Once again, it’s been awhile since I’ve written. It’s been a busy summer. But, truth be told, I’ve been reluctant to write about my goals because well… I’ve been having doubts about whether I can accomplish them. Doubts, tickling my toes, like little baby waves lapping at the edge of a lake. lap lap lap. slap slap slap. death by a thousand kitten licks.
Still, I’ve soldiered on with my triathlon training, hoping that continued activity will resolve the uncertainty. And, in so many ways, it’s been great. I’ve scored a wealth of amazing, perfect moments over these past few months. Feeling, as always, so lucky to live in this beautiful place where the opportunities to be inspired occur daily.
And, without a doubt, I’ve gotten stronger. It’s cool to hardly notice hills on my bike that I labored to get up a few months ago. I like the feeling of just itching to get outside and exercise and knowing it will be fun and satisfying because I’m in better shape.
Yet, there remain a few elephants in the room. The running — still slow. But, more significantly, the lake swim. Around mid-July I began to think seriously about the lake swim. I knew I had to practice. But this was easier said than done.
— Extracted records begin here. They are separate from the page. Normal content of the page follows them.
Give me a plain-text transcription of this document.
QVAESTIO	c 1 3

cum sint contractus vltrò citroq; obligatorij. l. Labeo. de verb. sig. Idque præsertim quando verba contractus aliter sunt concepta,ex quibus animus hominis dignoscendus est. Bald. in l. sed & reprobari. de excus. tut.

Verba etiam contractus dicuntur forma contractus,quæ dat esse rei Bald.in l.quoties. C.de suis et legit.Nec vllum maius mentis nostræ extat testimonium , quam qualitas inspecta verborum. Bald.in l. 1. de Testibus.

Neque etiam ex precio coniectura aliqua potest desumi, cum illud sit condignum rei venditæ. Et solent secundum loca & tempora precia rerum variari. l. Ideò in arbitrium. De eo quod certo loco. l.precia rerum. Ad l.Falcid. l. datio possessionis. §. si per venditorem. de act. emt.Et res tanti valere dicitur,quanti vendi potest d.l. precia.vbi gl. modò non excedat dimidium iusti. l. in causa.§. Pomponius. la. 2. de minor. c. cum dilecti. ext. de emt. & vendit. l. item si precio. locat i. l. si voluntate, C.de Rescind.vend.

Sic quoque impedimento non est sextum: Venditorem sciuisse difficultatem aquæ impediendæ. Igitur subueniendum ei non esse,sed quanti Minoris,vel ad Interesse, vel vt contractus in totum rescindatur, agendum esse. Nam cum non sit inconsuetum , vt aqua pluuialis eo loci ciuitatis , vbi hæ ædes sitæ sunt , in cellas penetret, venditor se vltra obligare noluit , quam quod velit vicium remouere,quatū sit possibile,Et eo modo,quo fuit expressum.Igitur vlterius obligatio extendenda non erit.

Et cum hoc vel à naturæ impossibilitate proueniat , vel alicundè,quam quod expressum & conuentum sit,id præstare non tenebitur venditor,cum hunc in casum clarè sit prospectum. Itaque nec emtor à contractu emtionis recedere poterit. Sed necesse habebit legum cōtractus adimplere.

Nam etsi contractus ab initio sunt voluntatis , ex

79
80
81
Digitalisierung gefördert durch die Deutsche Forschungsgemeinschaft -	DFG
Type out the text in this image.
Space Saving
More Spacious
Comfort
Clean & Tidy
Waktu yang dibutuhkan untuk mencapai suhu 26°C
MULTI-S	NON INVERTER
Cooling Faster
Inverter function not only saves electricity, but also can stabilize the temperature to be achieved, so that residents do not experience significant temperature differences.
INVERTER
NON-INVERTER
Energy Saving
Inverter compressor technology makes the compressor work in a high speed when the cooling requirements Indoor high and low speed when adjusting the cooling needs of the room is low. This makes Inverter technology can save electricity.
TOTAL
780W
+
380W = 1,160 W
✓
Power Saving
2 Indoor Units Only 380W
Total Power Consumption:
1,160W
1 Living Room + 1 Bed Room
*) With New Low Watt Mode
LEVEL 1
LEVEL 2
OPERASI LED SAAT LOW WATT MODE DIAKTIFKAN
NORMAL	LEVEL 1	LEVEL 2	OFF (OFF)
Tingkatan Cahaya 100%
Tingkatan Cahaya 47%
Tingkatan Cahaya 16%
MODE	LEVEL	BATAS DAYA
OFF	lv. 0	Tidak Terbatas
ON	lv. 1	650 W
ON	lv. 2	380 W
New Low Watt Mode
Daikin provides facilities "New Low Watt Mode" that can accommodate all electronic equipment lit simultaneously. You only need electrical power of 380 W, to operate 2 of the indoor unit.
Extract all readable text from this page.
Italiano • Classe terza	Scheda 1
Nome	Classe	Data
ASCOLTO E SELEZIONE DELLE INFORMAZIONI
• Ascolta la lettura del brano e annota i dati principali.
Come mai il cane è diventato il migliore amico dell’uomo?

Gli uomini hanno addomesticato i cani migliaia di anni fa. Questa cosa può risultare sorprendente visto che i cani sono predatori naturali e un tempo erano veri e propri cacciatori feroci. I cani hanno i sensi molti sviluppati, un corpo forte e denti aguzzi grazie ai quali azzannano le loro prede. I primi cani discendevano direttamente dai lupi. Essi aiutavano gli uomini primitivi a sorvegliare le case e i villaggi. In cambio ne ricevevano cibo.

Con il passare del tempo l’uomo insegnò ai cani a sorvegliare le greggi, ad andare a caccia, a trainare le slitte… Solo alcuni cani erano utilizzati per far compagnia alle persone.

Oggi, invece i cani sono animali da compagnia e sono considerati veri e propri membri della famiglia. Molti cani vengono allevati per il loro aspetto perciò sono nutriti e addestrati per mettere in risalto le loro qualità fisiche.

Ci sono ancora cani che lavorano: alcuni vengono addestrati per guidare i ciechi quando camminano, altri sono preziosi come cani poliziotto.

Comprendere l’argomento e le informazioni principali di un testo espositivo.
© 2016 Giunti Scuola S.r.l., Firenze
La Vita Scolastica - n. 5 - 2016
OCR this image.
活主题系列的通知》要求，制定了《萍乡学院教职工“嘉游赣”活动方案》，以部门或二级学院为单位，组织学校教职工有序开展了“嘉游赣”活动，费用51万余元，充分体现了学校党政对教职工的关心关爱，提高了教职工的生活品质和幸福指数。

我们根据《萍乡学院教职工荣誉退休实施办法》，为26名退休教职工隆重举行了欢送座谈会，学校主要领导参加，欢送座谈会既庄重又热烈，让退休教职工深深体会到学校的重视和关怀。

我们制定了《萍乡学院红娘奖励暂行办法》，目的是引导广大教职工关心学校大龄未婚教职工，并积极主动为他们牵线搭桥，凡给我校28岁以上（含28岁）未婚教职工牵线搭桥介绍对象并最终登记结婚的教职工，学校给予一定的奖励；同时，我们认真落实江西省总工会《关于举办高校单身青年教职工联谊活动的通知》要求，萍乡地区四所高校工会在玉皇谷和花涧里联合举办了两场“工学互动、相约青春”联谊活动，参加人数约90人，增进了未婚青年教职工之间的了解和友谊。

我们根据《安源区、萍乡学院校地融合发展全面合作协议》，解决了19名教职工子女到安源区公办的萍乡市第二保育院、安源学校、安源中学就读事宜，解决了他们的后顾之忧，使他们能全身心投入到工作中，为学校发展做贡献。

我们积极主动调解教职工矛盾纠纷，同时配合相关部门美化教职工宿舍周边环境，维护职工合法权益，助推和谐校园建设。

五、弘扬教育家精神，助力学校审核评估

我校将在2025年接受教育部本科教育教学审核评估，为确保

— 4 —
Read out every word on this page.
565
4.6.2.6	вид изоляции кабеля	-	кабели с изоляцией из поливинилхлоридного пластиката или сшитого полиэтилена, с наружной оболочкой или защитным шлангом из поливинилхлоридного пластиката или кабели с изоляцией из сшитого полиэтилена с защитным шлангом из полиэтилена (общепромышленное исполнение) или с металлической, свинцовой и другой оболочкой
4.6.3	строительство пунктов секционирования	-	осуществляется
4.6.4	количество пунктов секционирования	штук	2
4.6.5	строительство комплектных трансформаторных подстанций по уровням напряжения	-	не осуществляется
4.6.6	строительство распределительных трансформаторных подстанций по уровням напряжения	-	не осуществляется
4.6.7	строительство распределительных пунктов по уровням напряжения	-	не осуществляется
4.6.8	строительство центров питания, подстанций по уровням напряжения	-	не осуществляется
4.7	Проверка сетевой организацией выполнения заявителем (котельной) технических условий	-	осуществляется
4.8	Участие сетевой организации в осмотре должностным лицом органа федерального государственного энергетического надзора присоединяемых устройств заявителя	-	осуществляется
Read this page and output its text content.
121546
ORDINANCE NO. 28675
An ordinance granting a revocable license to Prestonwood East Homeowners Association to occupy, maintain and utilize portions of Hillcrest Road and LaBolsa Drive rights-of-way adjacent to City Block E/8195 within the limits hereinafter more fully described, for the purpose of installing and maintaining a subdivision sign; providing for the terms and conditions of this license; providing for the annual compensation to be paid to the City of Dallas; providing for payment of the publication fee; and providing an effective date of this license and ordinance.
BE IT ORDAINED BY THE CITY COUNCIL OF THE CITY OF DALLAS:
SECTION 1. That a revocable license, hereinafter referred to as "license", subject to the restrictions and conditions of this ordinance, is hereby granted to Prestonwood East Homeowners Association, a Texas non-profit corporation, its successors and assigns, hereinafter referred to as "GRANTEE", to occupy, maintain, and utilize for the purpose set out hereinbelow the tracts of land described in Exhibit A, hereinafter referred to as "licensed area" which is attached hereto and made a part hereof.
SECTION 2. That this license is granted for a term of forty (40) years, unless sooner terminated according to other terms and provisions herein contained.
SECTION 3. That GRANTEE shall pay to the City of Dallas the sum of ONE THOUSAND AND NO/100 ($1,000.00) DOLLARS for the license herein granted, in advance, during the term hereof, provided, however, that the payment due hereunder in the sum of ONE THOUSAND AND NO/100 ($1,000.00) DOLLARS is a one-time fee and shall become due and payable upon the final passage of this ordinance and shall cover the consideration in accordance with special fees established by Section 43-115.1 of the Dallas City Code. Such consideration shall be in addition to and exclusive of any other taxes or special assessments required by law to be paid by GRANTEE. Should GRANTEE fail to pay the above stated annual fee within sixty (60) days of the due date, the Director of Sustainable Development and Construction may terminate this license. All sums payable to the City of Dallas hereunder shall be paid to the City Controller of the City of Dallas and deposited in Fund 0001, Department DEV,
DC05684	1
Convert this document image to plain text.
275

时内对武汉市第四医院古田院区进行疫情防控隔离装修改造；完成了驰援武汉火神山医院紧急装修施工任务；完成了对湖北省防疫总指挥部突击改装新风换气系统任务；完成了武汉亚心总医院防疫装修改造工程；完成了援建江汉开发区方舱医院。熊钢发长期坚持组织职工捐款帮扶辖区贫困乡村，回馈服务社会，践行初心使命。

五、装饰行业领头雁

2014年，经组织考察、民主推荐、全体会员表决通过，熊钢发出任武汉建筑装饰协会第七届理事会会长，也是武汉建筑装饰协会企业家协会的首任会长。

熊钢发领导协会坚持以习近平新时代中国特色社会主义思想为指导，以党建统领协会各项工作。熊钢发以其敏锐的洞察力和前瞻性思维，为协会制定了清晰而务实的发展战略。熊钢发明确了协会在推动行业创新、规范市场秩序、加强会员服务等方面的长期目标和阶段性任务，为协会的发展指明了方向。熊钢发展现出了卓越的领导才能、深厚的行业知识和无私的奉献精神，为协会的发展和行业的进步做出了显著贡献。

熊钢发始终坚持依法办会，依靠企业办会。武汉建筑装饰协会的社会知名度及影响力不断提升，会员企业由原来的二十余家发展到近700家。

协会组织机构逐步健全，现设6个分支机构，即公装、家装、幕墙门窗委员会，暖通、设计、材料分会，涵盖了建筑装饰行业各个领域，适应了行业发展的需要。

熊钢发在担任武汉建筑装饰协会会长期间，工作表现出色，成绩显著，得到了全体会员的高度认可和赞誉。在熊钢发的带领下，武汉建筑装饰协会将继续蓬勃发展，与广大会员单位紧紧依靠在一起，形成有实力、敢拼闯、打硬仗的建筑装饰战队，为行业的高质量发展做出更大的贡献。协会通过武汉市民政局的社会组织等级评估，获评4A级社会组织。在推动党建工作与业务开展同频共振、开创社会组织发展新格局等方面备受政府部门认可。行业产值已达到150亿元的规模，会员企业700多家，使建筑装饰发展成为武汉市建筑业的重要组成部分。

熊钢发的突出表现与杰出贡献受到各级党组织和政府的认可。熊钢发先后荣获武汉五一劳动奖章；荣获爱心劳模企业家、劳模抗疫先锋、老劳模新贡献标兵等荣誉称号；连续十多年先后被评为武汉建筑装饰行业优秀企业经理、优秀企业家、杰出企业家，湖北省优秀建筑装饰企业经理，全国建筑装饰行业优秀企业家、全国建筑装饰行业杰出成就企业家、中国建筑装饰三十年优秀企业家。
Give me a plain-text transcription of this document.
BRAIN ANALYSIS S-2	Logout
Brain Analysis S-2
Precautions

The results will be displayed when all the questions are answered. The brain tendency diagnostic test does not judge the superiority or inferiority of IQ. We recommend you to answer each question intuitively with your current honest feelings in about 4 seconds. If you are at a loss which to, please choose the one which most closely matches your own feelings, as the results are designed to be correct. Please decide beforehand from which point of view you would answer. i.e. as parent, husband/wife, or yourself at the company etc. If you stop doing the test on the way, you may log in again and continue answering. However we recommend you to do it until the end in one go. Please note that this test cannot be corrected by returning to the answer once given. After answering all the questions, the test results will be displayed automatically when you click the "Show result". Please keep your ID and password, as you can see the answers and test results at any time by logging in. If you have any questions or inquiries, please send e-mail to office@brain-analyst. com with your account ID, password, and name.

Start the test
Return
There’s a small local lake that I jumped into a few times, but you can only swim in the roped off area, not further out into the lake so, although it gave me a small taste of swimming in the cold, somewhat murky water without lane lines to follow, it was still a far cry from the big lake swim that’s part of the triathlon.
Finally, last week, I asked a friend to go to the triathlon site at Watauga Lake to swim with me. He had done the triathlon before and was planning to do it this year, and was also interested in practicing the swim. We got up early and drove 45 minutes to the lake. I was excited and not sure what to expect. Other than a little trepidation about crossing past the “Private Property” signs, everything was perfect — beautiful summer morning, lovely peaceful setting, no boats or activity of any sort in sight… And, the kicker… the water was incredibly warm! We started swimming and it felt great, very easy and relaxed, in a “Look, Ma, no hands!” kind of way. But then something weird happened. At a certain point, I suddenly felt like I was way too far out in the lake and I started to get scared. I decided to swim back to shore. Feeling a bit anxious, I even flipped over on my back for awhile to relax. Everything was fine, and we were both glad we had done the swim. But those few minutes of fear have made me think seriously about whether I’m up for the .6 mile open water swim. I’m sure it will feel more secure with lots of support kayaks in the water, and I think I probably would have been fine if I had stayed closer to shore, but… Is this an obstacle I can overcome in the next week and a half?
For some people, I’m sure the answer would be an easy yes: conquer fear, gut it out, push through the obstacles. But I’m not one of those people. Earlier in the spring, I started to write, but never finished, a blog post titled, “How Hard Should a Hard Goal Be?” The answer to that question is probably different for everyone. There’s a thin line between “enough” (enough to be different and exciting and truly challenging) and “too much” (too hard, too scary, maybe just not feasible). My aim in all this, after all, is to feel celebratory and accomplished, not demoralized.
The upshot…? I’m hoping to swim in the big lake one more time in the next few days to see if the second time’s a charm. But the weather is not looking good, and it may not happen. Either way, I need to make a decision. In the meantime, I’ve been looking for other triathlons that are coming up soon. I found one scheduled for the same weekend as the Watauga Lake Triathlon. It’s near Asheville — still Western North Carolina, still mountainous biking and a scenic running route, but with the swim in a pool. Back-up plan? Check. One way or the other, I’m going to get to the celebrating part!